Zudem, so das Bundesverwaltungsgericht, erreiche das KSA selbst bei der Berücksichtigung der Fallzahlen der Jahre 2017 und/oder 2018 im Durchschnitt über drei Jahre die Mindestfallzahl von 12 Eingriffen pro Jahr nicht. Laut Bundesamt für Gesundheit (BAG) führte das KSA im Schnitt 11 der jährlich 285 Eingriffe in der Schweiz durch und könne somit «als nicht versorgungsrelevant betrachtet werden», heisst es im Urteil.

«Aus kantonaler Sicht bedauerlich»

Das KSA bedauert den Entscheid. Aargauer Patientinnen und Patienten müssten nun ab Oktober ausserkantonal behandelt werden, schreibt KSA-Sprecherin Isabelle Wenzinger. Sie hält zudem fest, dass rund die Hälfte der Aargauer Patientinnen und Patienten von anderen Aargauer Spitälern zur Behandlung an ausserkantonale Spitäler überwiesen worden sei. Dies sei aus kantonaler Sicht «bedauerlich».

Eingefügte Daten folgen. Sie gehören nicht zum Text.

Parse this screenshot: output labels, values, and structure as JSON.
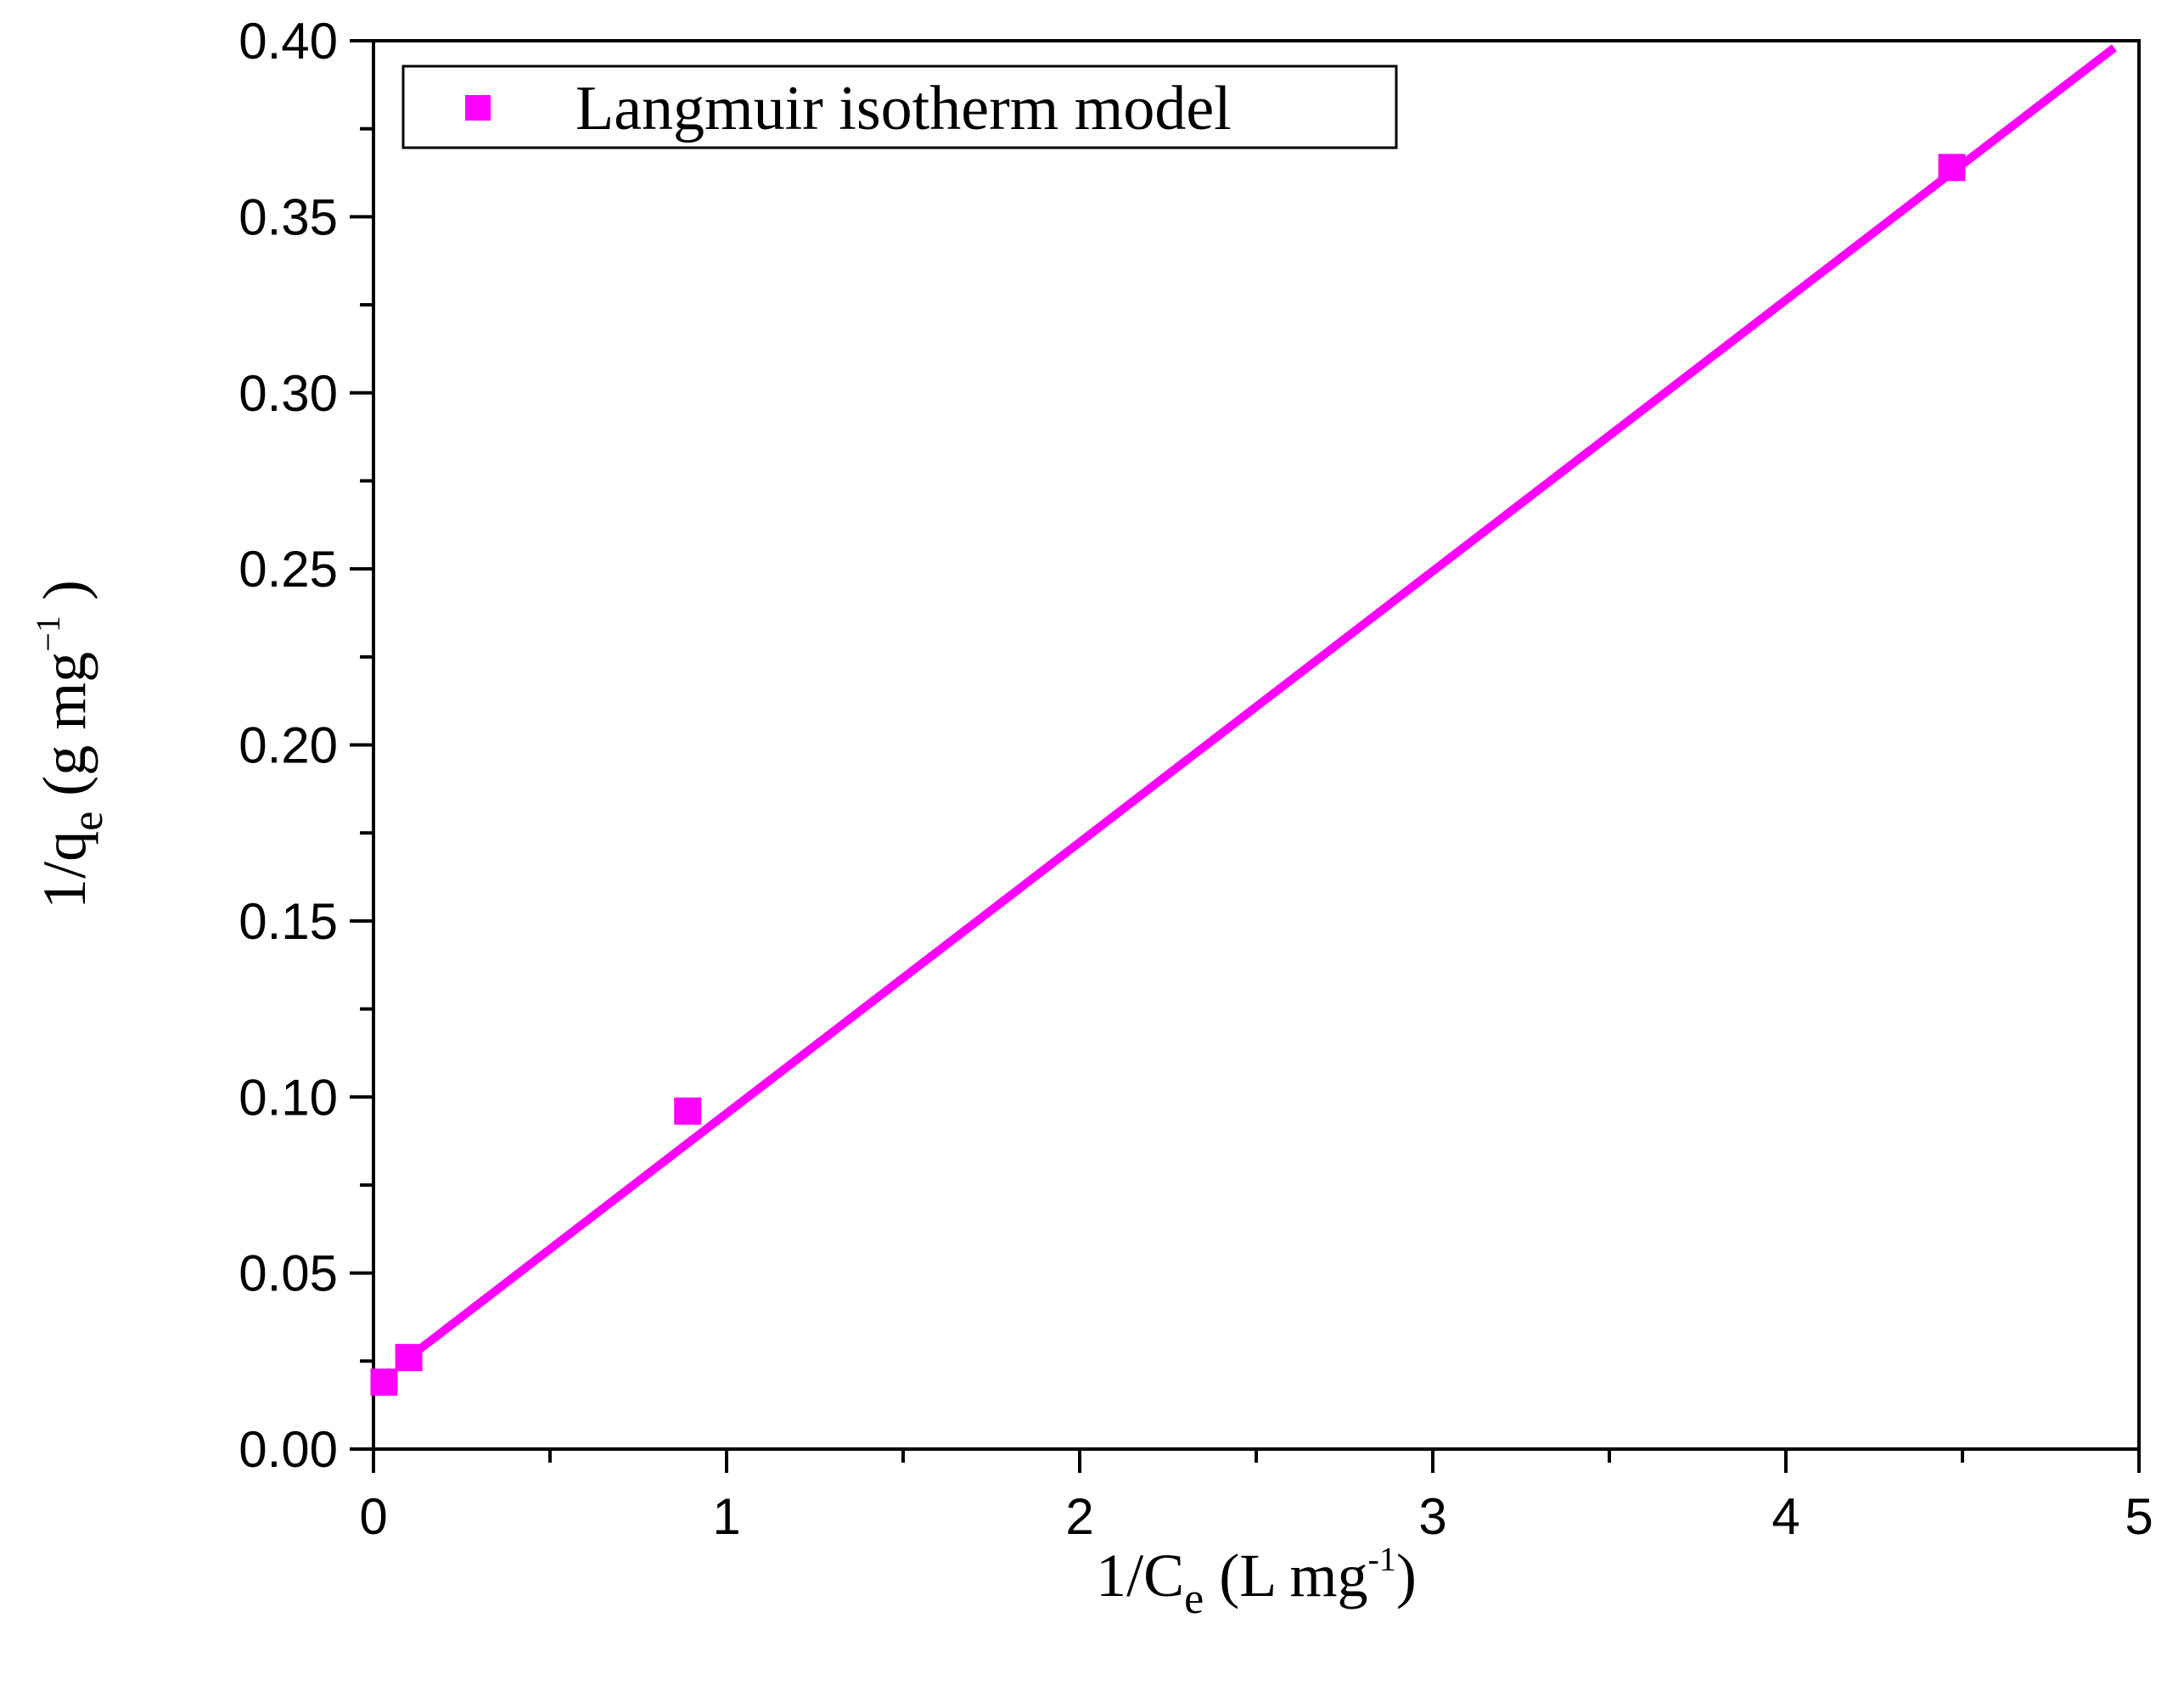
{
  "chart_data": {
    "type": "scatter",
    "title": "",
    "xlabel": {
      "main": "1/C",
      "sub": "e",
      "unit_open": " (L mg",
      "sup": "-1",
      "unit_close": ")"
    },
    "ylabel": {
      "main": "1/q",
      "sub": "e",
      "unit_open": " (g mg",
      "sup": "−1",
      "unit_close": " )"
    },
    "xlim": [
      0,
      5
    ],
    "ylim": [
      0,
      0.4
    ],
    "x_ticks": [
      "0",
      "1",
      "2",
      "3",
      "4",
      "5"
    ],
    "y_ticks": [
      "0.00",
      "0.05",
      "0.10",
      "0.15",
      "0.20",
      "0.25",
      "0.30",
      "0.35",
      "0.40"
    ],
    "grid": false,
    "legend": {
      "position": "top-left",
      "entries": [
        "Langmuir isotherm model"
      ]
    },
    "series": [
      {
        "name": "Langmuir isotherm model",
        "marker": "square",
        "color": "#ff00ff",
        "x": [
          0.03,
          0.1,
          0.89,
          4.47
        ],
        "y": [
          0.019,
          0.026,
          0.096,
          0.364
        ]
      }
    ],
    "fit_line": {
      "color": "#ff00ff",
      "x": [
        0.1,
        4.93
      ],
      "y": [
        0.026,
        0.398
      ]
    }
  }
}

Barbara Hürlimann, Leiterin der Abteilung Gesundheit beim Kanton, sagt, die Versorgung sei durch den Entscheid nicht gefährdet. Mehrere Nachbarkantone verfügten über einen Leistungsauftrag. Dennoch sei es dem Gesundheitsdepartement ein «wichtiges Anliegen», dass im Aargau weiterhin hochspezialisierte Medizin angeboten wird, sagt Hürlimann. «Dabei ist es von Vorteil, wenn mengenkritische HSM-Leistungsbereiche in Zukunft an einem Standort im Kanton angeboten werden.»

Zwei weitere Leistungsaufträge stehen auf der Kippe

Das KSA könnte noch mehr Leistungsaufträge verlieren. Anfang Februar hat das HSM-Fachgremium empfohlen, dem KSA zwei weitere Leistungsaufträge in der hochspezialisierten Viszeralchirurgie nicht mehr zu erteilen. Auch in diesen Fällen erreicht das Spital unter anderem die erforderlichen Mindestfallzahlen nicht.

Der definitive Beschluss über die Zuteilung dieser Leistungsaufträge fällt im zweiten Halbjahr 2022. Hält das Fachgremium an seiner Empfehlung fest, könnte dies der Anfang eines weiteren langwierigen Rechtsstreits werden. Das KSA hat nämlich bereits angekündigt, es wolle um die Leistungsaufträge kämpfen.

Urteil C-1361/2019 des Bundesverwaltungsgerichts vom 9. März 2022.